The Guardian, book review, 22 January, 2005 Billy Bragg weighs up John Harris's look at the alternatives to voting Labour, So Now Who Do We Vote For? So Now Who Do We Vote For?
by John Harris
160pp, Faber, £7.99
Those whose job it is to second guess the forces of nature are a hard-pressed bunch these days. Concerns about global warming have given climatologists a higher profile, yet the records on which they base their conclusions are being broken with alarming regularity. Psephologists, too, find themselves struggling to come to terms with the changes that the political climate has undergone in the past 25 years. The great ideologies that once bestrode the landscape have seen their habitat disappear. Utopian ideas that inspired societies around the globe now exist only in isolated pockets.
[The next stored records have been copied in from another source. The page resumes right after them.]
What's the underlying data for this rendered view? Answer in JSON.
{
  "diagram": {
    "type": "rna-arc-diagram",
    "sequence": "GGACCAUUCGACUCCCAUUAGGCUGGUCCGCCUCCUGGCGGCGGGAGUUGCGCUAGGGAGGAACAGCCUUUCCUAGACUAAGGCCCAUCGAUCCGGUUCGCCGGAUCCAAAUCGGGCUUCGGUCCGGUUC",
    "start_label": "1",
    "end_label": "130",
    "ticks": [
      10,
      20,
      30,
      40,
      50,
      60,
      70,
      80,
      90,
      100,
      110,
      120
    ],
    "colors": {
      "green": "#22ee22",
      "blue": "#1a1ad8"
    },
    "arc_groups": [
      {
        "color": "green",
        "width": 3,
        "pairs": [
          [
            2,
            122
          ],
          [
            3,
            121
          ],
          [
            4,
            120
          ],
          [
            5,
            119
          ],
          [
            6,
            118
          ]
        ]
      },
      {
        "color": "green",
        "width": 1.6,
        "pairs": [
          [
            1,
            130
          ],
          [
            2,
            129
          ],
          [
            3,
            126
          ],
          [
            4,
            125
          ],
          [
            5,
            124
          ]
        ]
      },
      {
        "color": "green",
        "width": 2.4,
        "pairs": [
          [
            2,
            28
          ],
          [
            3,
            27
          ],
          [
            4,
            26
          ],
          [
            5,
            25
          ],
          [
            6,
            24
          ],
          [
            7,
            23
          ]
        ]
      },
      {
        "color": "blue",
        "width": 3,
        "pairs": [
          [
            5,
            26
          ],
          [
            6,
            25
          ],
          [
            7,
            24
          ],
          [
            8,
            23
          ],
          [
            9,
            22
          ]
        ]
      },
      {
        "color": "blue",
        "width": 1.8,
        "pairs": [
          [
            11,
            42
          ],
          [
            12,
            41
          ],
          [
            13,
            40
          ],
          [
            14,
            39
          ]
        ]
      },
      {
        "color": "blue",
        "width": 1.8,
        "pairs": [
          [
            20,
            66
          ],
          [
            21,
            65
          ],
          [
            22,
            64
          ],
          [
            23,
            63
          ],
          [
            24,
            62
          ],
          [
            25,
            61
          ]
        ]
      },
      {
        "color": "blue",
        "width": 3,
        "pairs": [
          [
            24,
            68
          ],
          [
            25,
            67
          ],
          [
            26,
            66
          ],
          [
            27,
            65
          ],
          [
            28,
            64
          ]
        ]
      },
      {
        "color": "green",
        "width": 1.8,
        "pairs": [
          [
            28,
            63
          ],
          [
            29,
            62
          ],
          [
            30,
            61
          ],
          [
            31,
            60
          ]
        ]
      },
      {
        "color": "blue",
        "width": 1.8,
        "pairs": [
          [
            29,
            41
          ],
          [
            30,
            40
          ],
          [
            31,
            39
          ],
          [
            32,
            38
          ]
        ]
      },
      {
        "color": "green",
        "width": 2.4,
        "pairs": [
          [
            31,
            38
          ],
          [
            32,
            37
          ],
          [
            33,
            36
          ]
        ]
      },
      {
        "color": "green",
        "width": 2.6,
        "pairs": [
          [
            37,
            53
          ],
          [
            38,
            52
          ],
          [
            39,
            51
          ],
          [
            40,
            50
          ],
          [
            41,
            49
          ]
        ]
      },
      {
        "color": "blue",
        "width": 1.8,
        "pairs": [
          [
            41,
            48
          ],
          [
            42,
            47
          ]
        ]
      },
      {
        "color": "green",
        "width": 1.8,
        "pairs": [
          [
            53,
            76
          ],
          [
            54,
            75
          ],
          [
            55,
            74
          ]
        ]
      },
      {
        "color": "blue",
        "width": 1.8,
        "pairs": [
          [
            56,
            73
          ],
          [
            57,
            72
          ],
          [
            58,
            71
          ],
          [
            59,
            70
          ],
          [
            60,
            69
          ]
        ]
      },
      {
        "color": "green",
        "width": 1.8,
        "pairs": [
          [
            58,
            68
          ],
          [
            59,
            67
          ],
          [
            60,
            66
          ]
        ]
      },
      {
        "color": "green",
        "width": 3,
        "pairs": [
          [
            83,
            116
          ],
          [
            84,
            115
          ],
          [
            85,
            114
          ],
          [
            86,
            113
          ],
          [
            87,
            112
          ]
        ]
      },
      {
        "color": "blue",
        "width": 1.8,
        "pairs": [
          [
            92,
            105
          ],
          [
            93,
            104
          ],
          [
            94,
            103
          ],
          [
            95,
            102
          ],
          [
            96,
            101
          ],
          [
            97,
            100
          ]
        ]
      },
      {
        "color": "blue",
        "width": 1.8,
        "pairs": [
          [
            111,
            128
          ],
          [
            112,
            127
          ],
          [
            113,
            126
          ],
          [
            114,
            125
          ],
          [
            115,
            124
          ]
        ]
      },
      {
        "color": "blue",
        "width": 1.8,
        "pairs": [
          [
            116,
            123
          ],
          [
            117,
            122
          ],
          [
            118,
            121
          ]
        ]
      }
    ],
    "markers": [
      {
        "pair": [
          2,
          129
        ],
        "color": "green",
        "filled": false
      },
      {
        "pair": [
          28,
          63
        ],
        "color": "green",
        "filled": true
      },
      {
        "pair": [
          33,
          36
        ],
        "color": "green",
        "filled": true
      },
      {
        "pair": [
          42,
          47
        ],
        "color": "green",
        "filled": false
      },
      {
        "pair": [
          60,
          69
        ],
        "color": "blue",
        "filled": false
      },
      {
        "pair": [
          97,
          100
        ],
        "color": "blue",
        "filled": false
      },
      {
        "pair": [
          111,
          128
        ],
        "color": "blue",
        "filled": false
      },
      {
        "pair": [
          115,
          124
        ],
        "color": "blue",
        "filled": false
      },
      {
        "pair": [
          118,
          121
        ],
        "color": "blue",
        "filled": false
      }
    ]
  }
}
A new politics has evolved in which parties offer to manage the world rather than to change it.
In the follow-up to his highly entertaining look at Blair 'n' Britpop, The Last Party, John Harris addresses this situation, setting out to answer the question that nags those of us who came into politics in opposition to Mrs Thatcher. Having worked hard for a Labour government as an alternative to Thatcherism, how do we feel about what has happened in the past seven years?
Harris has been a Labour supporter since his days as a 15-year-old party activist in Wilmslow in the mid-80s. "There was never any question of coolly scanning the options, weighing up the parties' respective standpoints and then mathematically making my decision. I voted Labour. That was who I was." Though his identification with the party has lapsed, it is to his credit that he is unwilling just to walk away.
Instead, he seeks out ministers and ex-ministers, backbench rebels and peers, expressing his doubts about the direction in which the party is moving. They are almost unanimous in telling him that, whatever his misgivings, he should vote Labour. You genuinely feel for him as he struggles with the implications of this advice. "Was the only permissible thing to do to obediently vote Labour and then kick up a stink about a great deal of what they did? Elect a Blair government and then carry on marching against it?" Ultimately, the changes in the political climate force him to think the unthinkable. He leaves his traditional stamping ground in search of an alternative repository for his progressive vote, but, before long, it becomes clear that the problem is not confined to New Labour.